A professional training targeting known attitudinal and knowledge drivers of substance use stigma
LifeStance Health
Albuquerque, New Mexico, United States
Number of patients where substance use was addressed during a MH visit among new intakes and documented in EHR
Identified ICD-10s or notes among participating providers in electronic health records (EHR)
Time frame: 3-months prior to intervention vs. 3-months after intervention
Number of patients in the provider panel (new or old) diagnosed with OUD or AUD who initiated OUD or AUD pharmacotherapy
Whether pharmacotherapy for opioid use disorders (OUD) or alcohol use disorders (AUD) was initiated for patients with ICD-10s for OUD or AUD, as indicated in electronic health records (EHR)
Time frame: 3-months prior to intervention vs. 3-months after intervention
Three-month retention in MH services for new patients whose EHR indicate substance use or SUD
Measured as any return visit for mental health (MH) services, as documented in electronic health records (EHR) for patients with ICD-10s for substance use disorders (SUD) or any indication of substance use in provider notes
Time frame: 3-months prior to intervention vs. 3-months after intervention
Training intervention feasibility
Assessed among professionals in training using Feasibility of Intervention Measure (FIM) in post-training surveys
Time frame: up to 14 days after training
Training intervention acceptability
Assessed among professionals in training using Acceptability of Intervention Measure (AIM) in post-training surveys
Time frame: up to 14 days after training
Training intervention appropriateness
Assessed among professionals in training using Intervention Appropriateness Measure (IAM) in post-training surveys
Time frame: up to 14 days after training
Professional Stigma measured with Social Distance Scale (SDS)
Measures willingness to have several kinds of social relationships among professionals in training, and adapted for three populations: relationships with people who actively use drugs, with people who used to use drugs, and with people treated with opioid agonist treatment.
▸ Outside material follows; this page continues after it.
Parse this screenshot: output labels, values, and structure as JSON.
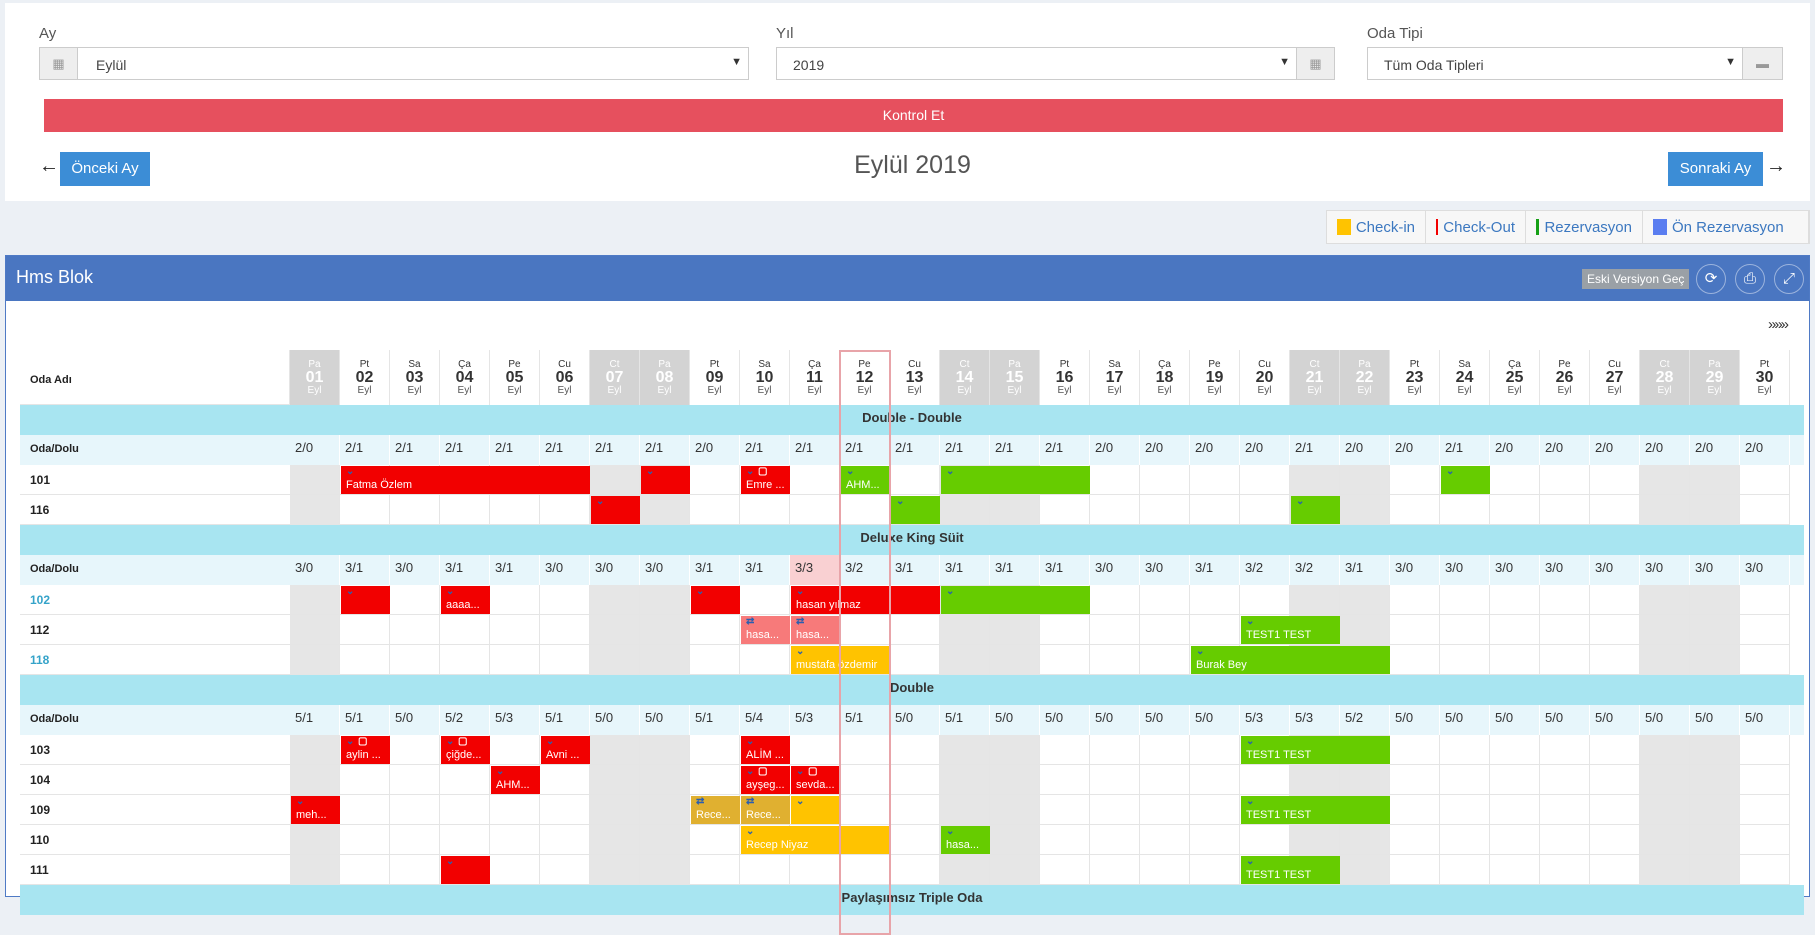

Assessed in longitudinal surveys (within 14 days pre-training, within 14 days post-training, and 6-weeks post-training). Lower score indicates greater stigma, min=12 and max=60.
Time frame: up to 14 days before training, up to 14 days after training, and 6-weeks after training
Professional Stigma measured with Medical Condition Regard Scale (MCRS)
Measures endorsed provider-based stigma toward patients with a specific diagnosis among professionals in training. Assessed in longitudinal surveys (within 14 days pre-training, within 14 days post-training, and 6-weeks post-training). Lower score indicates greater stigma, min=7 and max=35.
Time frame: up to 14 days before training, up to 14 days after training, and 6-weeks after training
Professional Stigma measured with Perceived Dangerousness Scale
Measures perceptions of the dangerousness of a stigmatized group among professionals in training. Assessed in longitudinal surveys (within 14 days pre-training, within 14 days post-training, and 6-weeks post-training). Lower score indicates greater stigma, min=5 and max=25.
Time frame: up to 14 days before training, up to 14 days after training, and 6-weeks after training
Patient-reported stigma measured with Internalized Stigma of Mental Illness Inventory (ISMI)
This measure is for patients and includes questions about anticipated stigma and internalized/self-stigma. This will be asked of a stratified random sample of patients of participating providers (n=20 with a SUD and n=20 not diagnosed with an SUD). Lower score indicates less stigma, min=29 and max=116.